All in all, the article read to me like a salvo of the standard talking points I have come to expect from 'Masonomists,' but I did learn something. I didn't know that Dr. Ostrom had cred in both public choice theory and political economy. Public choice theory is a discipline people of my ilk tend to dismiss as just another school of thought created in service to incumbent interests. Political economy, I always assumed, was the exact opposite; a discipline scuttled (for similarly mercenary reasons) in favor of economics as a science apart from politics. It seems obvious (or let's say intuitive) to me that all economic relationships (e.g. employer-employee, landlord-tenant, franchisor-franchisee, principal-agent, and yes, government-citizen) have a political (i.e. dominance-submission) dimension. I'm inclined to believe that the movement from political economy to economics is in service to the agenda of defining the political in the ultra-narrow terms of 'monopoly of the initiation of force,' while the invention of public choice theory is an attempt to make political science a branch of economics, in keeping with Steven Landsburg's project of making all sciences branches of economics through sophistic demonstrations that everything from particle interactions to evolutionary biology to matters of the heart (is nothing sacred?) are basically manifestations of market forces.
Snarky, but definitely food for thought, and much reading for me to catch up on.
2 comments:
Thanks for posting that Lorraine.

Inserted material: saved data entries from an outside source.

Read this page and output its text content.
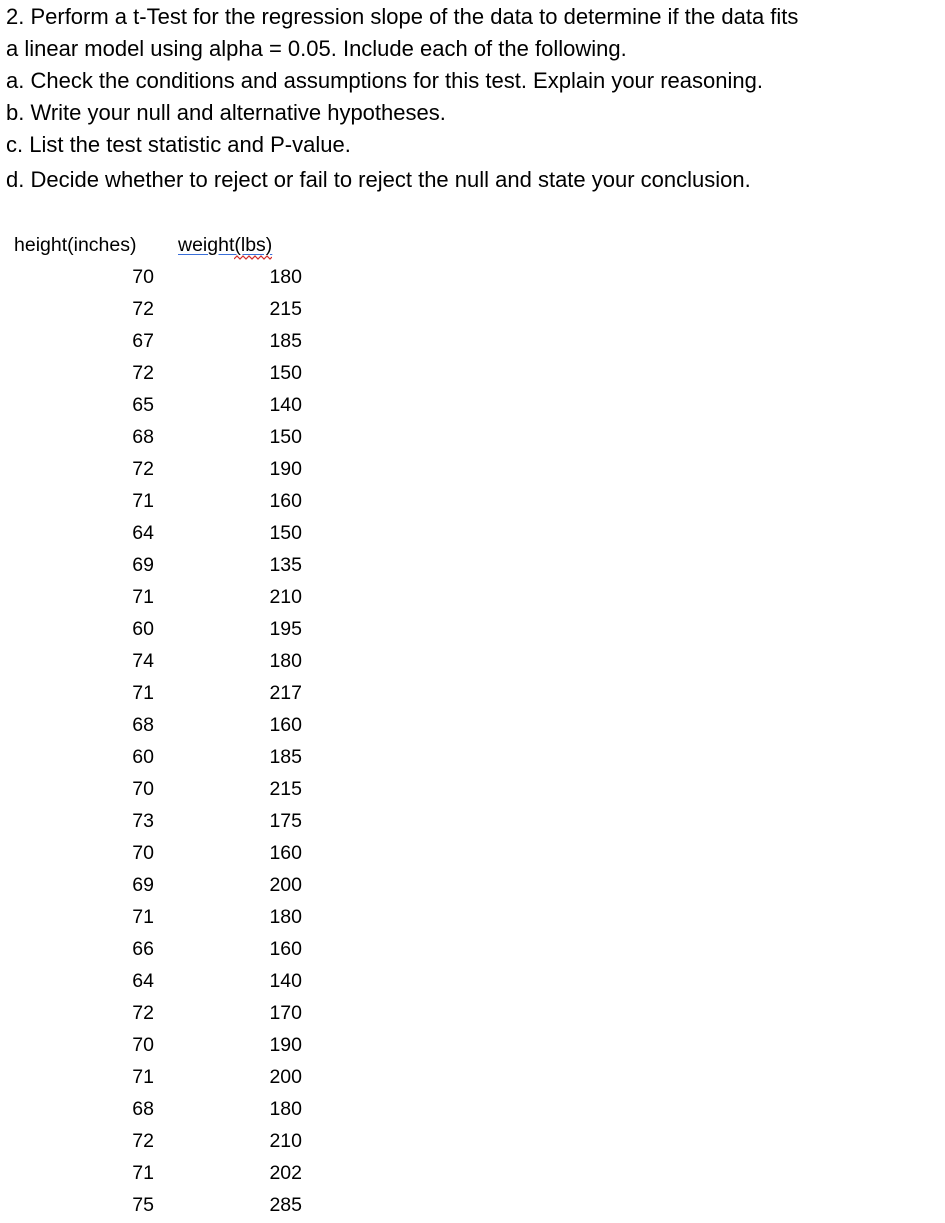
2. Perform a t-Test for the regression slope of the data to determine if the data fits
a linear model using alpha = 0.05. Include each of the following.
a. Check the conditions and assumptions for this test. Explain your reasoning.
b. Write your null and alternative hypotheses.
c. List the test statistic and P-value.
d. Decide whether to reject or fail to reject the null and state your conclusion.
height(inches)	weight(lbs)

70	180
72	215
67	185
72	150
65	140
68	150
72	190
71	160
64	150
69	135
71	210
60	195
74	180
71	217
68	160
60	185
70	215
73	175
70	160
69	200
71	180
66	160
64	140
72	170
70	190
71	200
68	180
72	210
71	202
75	285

I was curious about whether your views on Ostrom would be positive -and you didn't disappoint me.
I'm still intending to write something on this myself. I'll have another look at what you have written before I do.
Lorraine and Winton,
I just came across this. I think you might also want to look at my book, Challenging Institutional Analysis and Development: The Bloomington School (Routledge, 2009) as well as the special issue of JEBO that I edited in honor of Lin and Vincent Ostrom. The New Palgrave Dictionary of Economics also has the biographical essay on Lin Ostrom by myself (and my coauthor on many of these projects dealing with Lin and Vincent and their students, Paul Aligica).
The essay under question was published in Public Choice, but it is based on a variety of other works and also many conversations with Lin and Vincent as well as study and teaching from their work for years. Aligica and I also have a paper that is forthcoming in Policy Studies Journal related to the two social philosophies of the Bloomington approach.